Les services d’urgence, le SMUR et le 15, « sont en grande difficulté »

La situation est difficile pour les soignants d’urgence cet été. « Les services d’urgence, les SMUR, le 15 sont en grande difficulté de fonctionnement », a affirmé ce jeudi le président de Samu-Urgences France (SUdF), successeur de François Braun, après la publication par son syndicat d’une enquête sur la situation des urgences en juillet.

Pour l’activité des urgences, « il y a des endroits où ça s’est passé normalement » en juillet et d’autres qui ont connu « des augmentations très importantes de 80 voire 100 % d’activité », a déclaré Marc Noizet au micro de franceinfo. Ces services ont été confrontés en juillet à une hausse d’activité moyenne de 12 % comparé au même mois de 2021, soit 180.000 passages en plus, selon l’enquête en ligne effectuée par le SUdF auprès de 331 établissements de santé (soit près de 50 % des structures ayant un service d’urgence).

Pénurie de lits et de personnel

95 % des services d’urgence y disent rencontrer des « problématiques importantes de disponibilité de lits », 90 % des difficultés sur les ressources humaines médicales et 89 % des manques de ressources humaines non médicales.
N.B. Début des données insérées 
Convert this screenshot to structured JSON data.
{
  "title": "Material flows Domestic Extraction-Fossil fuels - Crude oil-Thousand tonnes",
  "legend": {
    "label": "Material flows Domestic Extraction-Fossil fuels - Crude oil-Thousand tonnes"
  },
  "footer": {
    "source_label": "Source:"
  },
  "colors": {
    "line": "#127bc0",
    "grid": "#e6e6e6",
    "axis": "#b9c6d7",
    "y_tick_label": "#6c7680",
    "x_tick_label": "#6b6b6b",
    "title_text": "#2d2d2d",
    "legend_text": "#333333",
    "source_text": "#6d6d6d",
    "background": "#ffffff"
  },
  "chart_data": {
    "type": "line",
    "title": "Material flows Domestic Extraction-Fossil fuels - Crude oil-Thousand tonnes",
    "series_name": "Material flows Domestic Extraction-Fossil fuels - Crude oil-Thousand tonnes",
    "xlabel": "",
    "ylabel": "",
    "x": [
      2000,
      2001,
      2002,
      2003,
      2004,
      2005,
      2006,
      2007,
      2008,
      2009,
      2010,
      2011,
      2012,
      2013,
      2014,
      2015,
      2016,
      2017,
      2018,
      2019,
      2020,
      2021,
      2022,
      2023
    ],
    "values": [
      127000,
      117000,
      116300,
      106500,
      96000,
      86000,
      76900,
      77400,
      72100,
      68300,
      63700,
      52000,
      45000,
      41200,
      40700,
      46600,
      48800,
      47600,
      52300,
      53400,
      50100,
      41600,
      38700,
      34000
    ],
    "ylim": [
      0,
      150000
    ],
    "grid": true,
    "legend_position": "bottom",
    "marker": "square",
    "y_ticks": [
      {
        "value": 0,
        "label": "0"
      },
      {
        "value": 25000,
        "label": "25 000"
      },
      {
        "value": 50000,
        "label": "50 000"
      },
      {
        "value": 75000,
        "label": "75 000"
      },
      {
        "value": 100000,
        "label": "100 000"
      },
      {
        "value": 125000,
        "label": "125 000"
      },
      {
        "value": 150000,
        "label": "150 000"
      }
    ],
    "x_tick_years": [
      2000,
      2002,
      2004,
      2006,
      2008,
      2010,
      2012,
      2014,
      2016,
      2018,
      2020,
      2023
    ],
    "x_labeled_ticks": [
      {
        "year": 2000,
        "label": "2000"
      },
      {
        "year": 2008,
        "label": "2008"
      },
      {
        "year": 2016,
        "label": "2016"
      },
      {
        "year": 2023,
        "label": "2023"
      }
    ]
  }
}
Dans le sillage des recommandations de la « mission flash » confiée à François Braun avant son arrivée au ministère de la Santé, 88 des établissements interrogés ont mis en place une restriction d’accès aux urgences, dont 67 avec une régulation systématique par le SAMU, également en difficulté.

« Flagrant délit de mensonge » du ministre

42 établissements ont été « contraints de réaliser une fermeture totale de nuit » des urgences pour un nombre cumulé de 546 nuits en juillet, selon l’enquête. De jour, 23 établissements ont fermé totalement leurs urgences pour un nombre cumulé de 208 jours. En visite mercredi au CHU de Nantes, le ministre de la Santé François Braun, président de Samu-Urgences France jusqu’à sa nomination, a refusé de parler « de fermeture d’urgences ».

C’est « un terme qui fait peur », a-t-il plaidé, préférant parler d’« accès régulé médicalement ». « Le ministre de la Santé pris en flagrant délit de mensonge ce matin en affirmant qu’aucun service d’urgences n’était fermé la nuit », a riposté mercredi sur Twitter Christophe Prudhomme, porte-parole de l’Association des médecins urgentistes de France (Amuf), opposant les chiffres de l’enquête du SUdF. « Le ministre fait son travail » et « est là pour rassurer les populations » sans entrer « dans la granularité » de la situation, a tempéré jeudi Marc Noizet, tout en alertant sur l’épuisement des personnels.